4. Working the things I like into my plan, even if not healthy. I love sweets. I could eat a whole sleeve of oreos no problem. But to keep me from doing that, I work other sweets into my plan that provide more nutrients. Like, I mentioned froot loops above. They're pretty much all sugar (sugar is the first ingredient on the ingredient list), but they also have 3 grams of fiber for 1 cup. So, I use that as a good snack for me when I just want something sweet. Same for fiber granola bars... they satisfy my sweets/chocolate cravings, but also provide a lot of fiber. I also still have my one Diet Coke per day, in the mornings. I don't like coffee or tea, and I personally have found that the flavor of Diet coke helps w/ the sweets cravings. Your mileage may vary as some people have found that diet sodas make cravings worse. I even do Diet Cherry 7-up in the evenings sometimes with the same results.
5. Figuring out an eating schedule that works for me. Throughout most of my journey, I ate very little breakfast. In fact, my "breakfast" was just a 120 calorie fiber granola bar, with some snacks a few hours later before lunch. Even now I have a 250 calorie breakfast between 9 and 10 and don't eat lunch until 1-2. I also ate dinner late, after 8pm. So, pretty much breaking all the "rules" about when you should eat. But this worked out well for me. I found if I ate a bigger breakfast, I was more hungry throughout the day. Again, not everyone has these results.

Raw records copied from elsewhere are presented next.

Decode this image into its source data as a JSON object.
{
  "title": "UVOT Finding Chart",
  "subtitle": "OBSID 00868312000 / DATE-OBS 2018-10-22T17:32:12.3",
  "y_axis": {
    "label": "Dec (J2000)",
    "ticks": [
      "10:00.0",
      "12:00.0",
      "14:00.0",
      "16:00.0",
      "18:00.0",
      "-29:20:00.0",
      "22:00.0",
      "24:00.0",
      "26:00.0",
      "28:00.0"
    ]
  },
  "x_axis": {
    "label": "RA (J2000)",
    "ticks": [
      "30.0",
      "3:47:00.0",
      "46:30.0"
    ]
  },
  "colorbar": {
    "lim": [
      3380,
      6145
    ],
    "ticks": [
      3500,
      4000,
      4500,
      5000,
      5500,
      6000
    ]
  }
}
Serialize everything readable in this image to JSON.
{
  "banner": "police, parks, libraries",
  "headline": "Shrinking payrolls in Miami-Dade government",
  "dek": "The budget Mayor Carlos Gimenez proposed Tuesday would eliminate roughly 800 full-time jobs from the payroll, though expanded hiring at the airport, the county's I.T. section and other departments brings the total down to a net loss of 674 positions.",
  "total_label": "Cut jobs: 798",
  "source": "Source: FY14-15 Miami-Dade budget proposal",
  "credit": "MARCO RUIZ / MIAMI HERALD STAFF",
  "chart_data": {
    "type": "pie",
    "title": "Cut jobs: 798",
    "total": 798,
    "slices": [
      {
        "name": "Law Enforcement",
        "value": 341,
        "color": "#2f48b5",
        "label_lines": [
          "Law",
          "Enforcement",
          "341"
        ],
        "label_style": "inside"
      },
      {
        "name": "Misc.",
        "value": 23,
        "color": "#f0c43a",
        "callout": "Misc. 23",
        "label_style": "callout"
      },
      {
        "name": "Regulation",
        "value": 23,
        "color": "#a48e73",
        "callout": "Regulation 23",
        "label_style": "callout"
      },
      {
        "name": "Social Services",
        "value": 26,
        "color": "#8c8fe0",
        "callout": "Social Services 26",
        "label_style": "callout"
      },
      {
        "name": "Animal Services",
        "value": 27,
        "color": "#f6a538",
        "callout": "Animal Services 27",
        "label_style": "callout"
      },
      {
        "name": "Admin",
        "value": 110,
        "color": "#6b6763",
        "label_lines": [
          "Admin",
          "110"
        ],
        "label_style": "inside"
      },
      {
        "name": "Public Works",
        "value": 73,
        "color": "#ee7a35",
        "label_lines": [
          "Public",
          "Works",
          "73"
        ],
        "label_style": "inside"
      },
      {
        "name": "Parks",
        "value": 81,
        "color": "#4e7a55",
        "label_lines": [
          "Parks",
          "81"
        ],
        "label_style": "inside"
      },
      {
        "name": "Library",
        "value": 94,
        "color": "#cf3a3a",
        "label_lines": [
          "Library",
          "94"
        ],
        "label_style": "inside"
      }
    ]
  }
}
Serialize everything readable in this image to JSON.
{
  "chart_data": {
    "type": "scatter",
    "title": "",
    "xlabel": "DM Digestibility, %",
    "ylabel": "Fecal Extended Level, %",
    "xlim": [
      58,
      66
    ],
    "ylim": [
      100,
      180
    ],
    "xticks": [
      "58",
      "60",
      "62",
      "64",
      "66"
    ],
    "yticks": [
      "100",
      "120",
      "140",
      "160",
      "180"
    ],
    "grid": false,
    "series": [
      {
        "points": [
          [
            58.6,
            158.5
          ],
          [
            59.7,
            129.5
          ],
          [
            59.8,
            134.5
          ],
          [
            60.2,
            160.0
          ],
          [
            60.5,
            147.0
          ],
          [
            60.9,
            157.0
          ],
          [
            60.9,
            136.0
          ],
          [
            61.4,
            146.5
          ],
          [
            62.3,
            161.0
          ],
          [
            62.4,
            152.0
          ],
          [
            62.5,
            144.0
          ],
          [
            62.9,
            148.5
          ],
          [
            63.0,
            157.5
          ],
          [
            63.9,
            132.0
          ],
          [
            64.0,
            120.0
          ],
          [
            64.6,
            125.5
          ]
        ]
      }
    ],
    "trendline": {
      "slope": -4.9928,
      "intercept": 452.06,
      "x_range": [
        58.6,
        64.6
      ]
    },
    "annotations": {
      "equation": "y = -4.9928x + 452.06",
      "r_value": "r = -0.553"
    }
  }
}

6. Every now and then, just letting go. Over Christmas, we visited SO's family for a week. They are not healthy eaters. So, for that week, instead of stressing and agonizing and not enjoying myself, I just ate what they ate. I ate cookies, fried foods, everything. And you know what? I didn't gain anything...I felt like total crap and I think my digestive system wanted to kill me, but I didn't gain anything. I didn't lose, but I didn't gain. I got back on track after New Years, but those two weeks were a huge eye opener for me, sometimes you just have to enjoy life and what comes along with it.
Fitness Minutes: (35,001)
5,088 2/27/13 2:50 P
No specific diet for me, just continuously improving my diet over time and counting calories. It worked because I never deprived myself, I didn't go for a crazy quick fix to drop weight quickly and I knew how much I was eating. It took a long time but I've learned so much. Even though I reached my goal, I'm still making improvements to my diet and challenging myself with different workout routines.